Le pont, comme ceux sur les brassets à l'intérieur de la ville, a été, à l'origine, flanqué de bastions, tandis qu'aux 4 portes il n'y avait que 2 tours à chaque pont-levis. Une seule de ces quatre tours du pont du marché est encore debout, celle de l'Hôtel-de-Ville, qui servait de prison depuis plusieurs siècles. On voit encore à La Chapelle, près de l'église, une aile d'un ancien château-fort, construit et habité par Sully, au XVIe siècle, dont les superbes jardins sur les dessins de Lenostre, s'étendaient jusqu'à Crécy.
C'est à partir des IXe et Xe siècles que fut édifiée la première forteresse. Isabelle, comtesse de Crécy, apporta la ville en dot à Guy le Rouge, comte de Rochefort. Guy et son fils Hugues de Crécy se joignant aux ennemis du roi Philippe Ier de France, dotèrent Crécy d'une redoutable défense. Comme c'était sa dernière possession, il fit grandir le village qui devint ville et l'a entouré d'un fossé alimenté par l'eau du Morin. Outre le château, il fit construire un formidable rempart double, flanqué de 99 tours, dont certaines existent toujours. Quatre portes voutées avec pont-levis permettaient d'y entrer : la porte de Meaux, la porte de la Chapelle, la porte de Dame Gilles et la porte Marchande qui a été supprimée au XVIIe siècle, et autant de ponts. C'est, dit alors « le guide pittoresque du voyageur en France », une ville fort ancienne, qui était jadis fortifiée de doubles remparts. Plusieurs de ces tours ont été converties en logements ; les plus remarquables sont la tour Fallot et la Grosse tour, dont les murs sont encore dans un état parfait de conservation. Surnommée « la ville aux quatre-vingt dix neuf tours » au Moyen-Âge la ville est bâtie sur la rive du Grand Morin.

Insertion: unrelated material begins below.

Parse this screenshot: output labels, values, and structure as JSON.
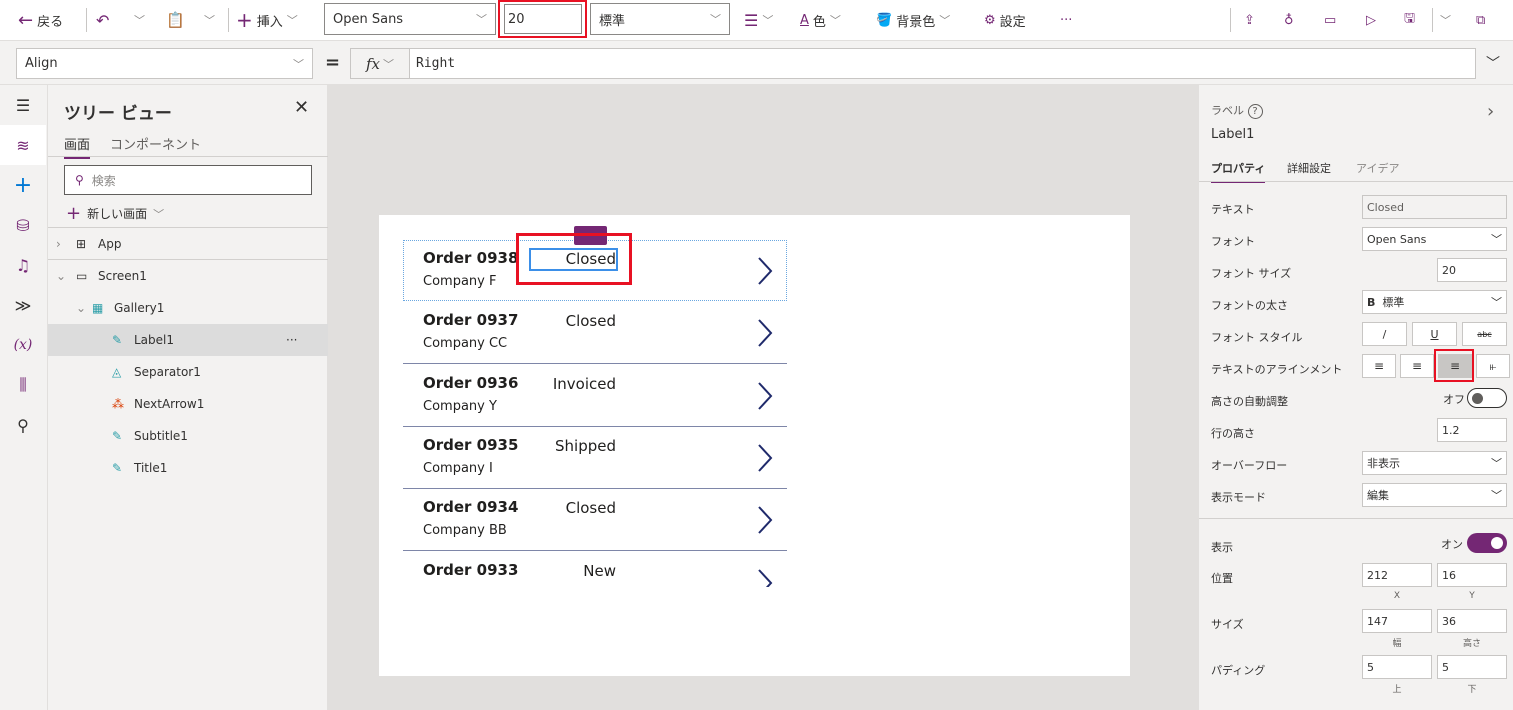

L'eau permet à la ville développer une économie riche et prospère : laine, draps, vins. porte de Meaux, sur les vestiges de l'une des quatre-vingt-dix-neuf tours, selon la légende, de l'enceinte construite au XIIe siècle par Hugues de Monthléry.
Les superbes et rares vestiges,  les tours et les doubles remparts de Crécy, attestent leur importance, leur beauté et leur solidité.
Au XIIe siècle, lors de la fortification de cette ville, toute sa partie sud-est, comprise entre le Morin et le premier Brasset, devint la propriété seigneuriale ; un manoir y fut élevé et environné lui-même de belles fortifications dont les fondations, encore visibles en quelques endroits, n'ont pas moins de 2 m30 d'épaisseur. On prétendrait à-tort faire remonter l'origine du château et des fortifications de Crécy à 930 ans avant J.-C., les attribuant au duc d'Hibros.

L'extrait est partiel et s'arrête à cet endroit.